Anti-Christian actions are systematic, and widespread. The government already monitors state-registered churches, and is seeking to rewrite the biblical materials used by the Three-Self Patriotic Movement, the officially sanctioned grouping of Protestant churches. But even the Three-Self churches, according to those who have visited them, often preach a clear gospel message, and attract many who are saved by grace, through faith.

Street vendor pastor-preachers by the thousand—‘This is where the action is.’
John Honeycutt

One visitor to a Three-Self church told harvest magazine: “I went to the church in a multi-storey building. It had an auditorium seating between 500 and 600 people. There were cameras and listening devices all over the room for the government to eavesdrop on everything. But a lady got up and gave a clear presentation of the gospel—scripturally driven. Then a man announced the Lord’s supper—but only for those who had trusted Christ as Saviour. At the end of the service, those with questions were invited to go downstairs to an ‘inquirers’ room’ where they would be instructed about salvation.”

Another source insisted that the number of true Christians in Three-Self churches is relatively small. Beijing has instructed those churches not to teach the virgin birth of Christ or the resurrection, because it contradicts the Marxist emphasis on rational thinking. The chances of salvation under such teachers are non-existent, he says.

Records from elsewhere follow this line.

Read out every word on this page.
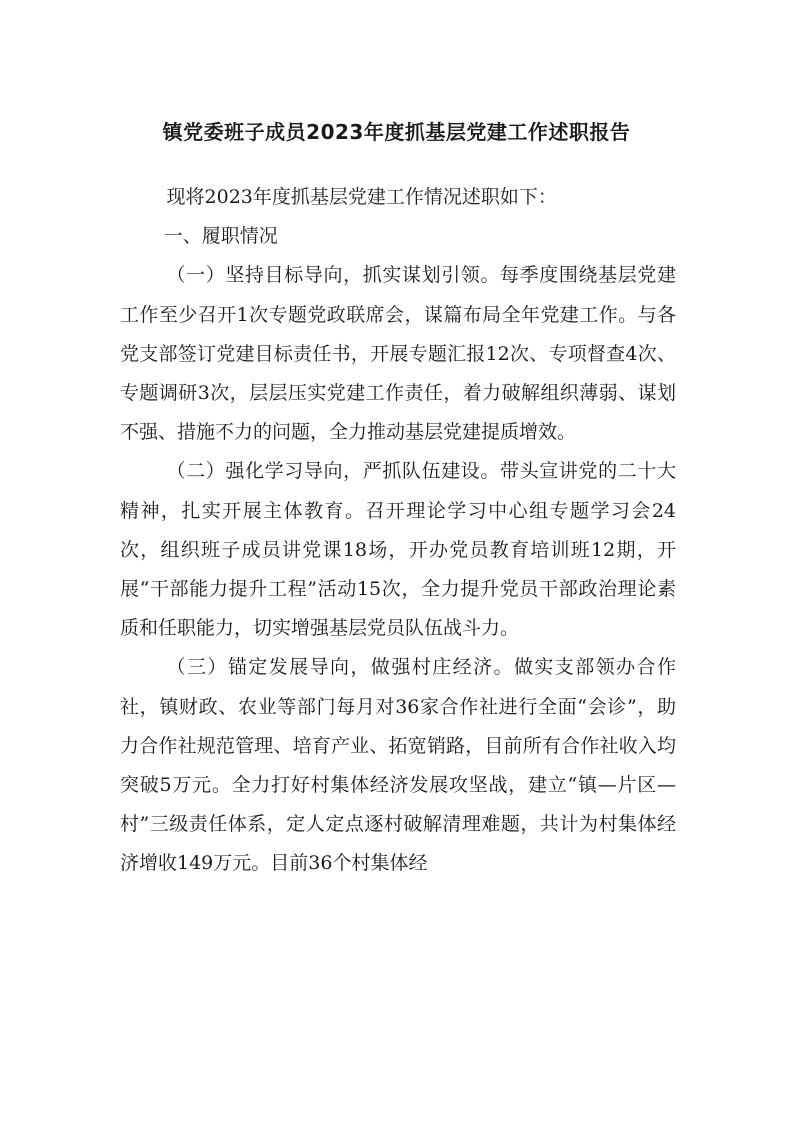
镇党委班子成员2023年度抓基层党建工作述职报告

现将2023年度抓基层党建工作情况述职如下：

一、履职情况

（一）坚持目标导向，抓实谋划引领。每季度围绕基层党建工作至少召开1次专题党政联席会，谋篇布局全年党建工作。与各党支部签订党建目标责任书，开展专题汇报12次、专项督查4次、专题调研3次，层层压实党建工作责任，着力破解组织薄弱、谋划不强、措施不力的问题，全力推动基层党建提质增效。

（二）强化学习导向，严抓队伍建设。带头宣讲党的二十大精神，扎实开展主体教育。召开理论学习中心组专题学习会24次，组织班子成员讲党课18场，开办党员教育培训班12期，开展“干部能力提升工程”活动15次，全力提升党员干部政治理论素质和任职能力，切实增强基层党员队伍战斗力。

（三）锚定发展导向，做强村庄经济。做实支部领办合作社，镇财政、农业等部门每月对36家合作社进行全面“会诊”，助力合作社规范管理、培育产业、拓宽销路，目前所有合作社收入均突破5万元。全力打好村集体经济发展攻坚战，建立“镇—片区—村”三级责任体系，定人定点逐村破解清理难题，共计为村集体经济增收149万元。目前36个村集体经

Thousands of small churches continue to be planted across China. Western organizations such as those under the umbrella of the World in Need International Baptist Mission help to finance small businesses, such as street vendors. “This is where the action is,” says Honeycutt, who has himself planted four churches in the Philippines, one in Hong Kong, and who partners with more than 500 other works in 20 countries.

“Each vendor costs between $1,000 and $3,000 to get up and running, and so far they have started 3,200 congregations and fellowships. There are not enough pastors to go round, so there might be one pastor for 10,000 believers. But using our discipleship materials, it is possible for them to train assistants with video materials, voiceovers of the lessons, and so forth.”

One national pastor we interviewed says government tactics like rewarding neighbors to spy on neighbors were part of the deliberate process of eroding trust and keeping populations in fear.

“Not many people trust others. We live in perilous world. In China, it’s all based on relationships. I start a conversation based on a common interest—what they care about. ‘Hey, I hear your kids speaking English. My kids also can speak good English.’ You see, Christ did not start with religion. He would start with something simple, such as, ‘Hey could you give me water to drink?’ My purpose is to start a conversation, and then let them know I care about their soul: ‘Are you concerned about your soul? What do you think about eternity?’ And from there, turn to the gospel.”

Many are saved even in government-registered and monitored churches.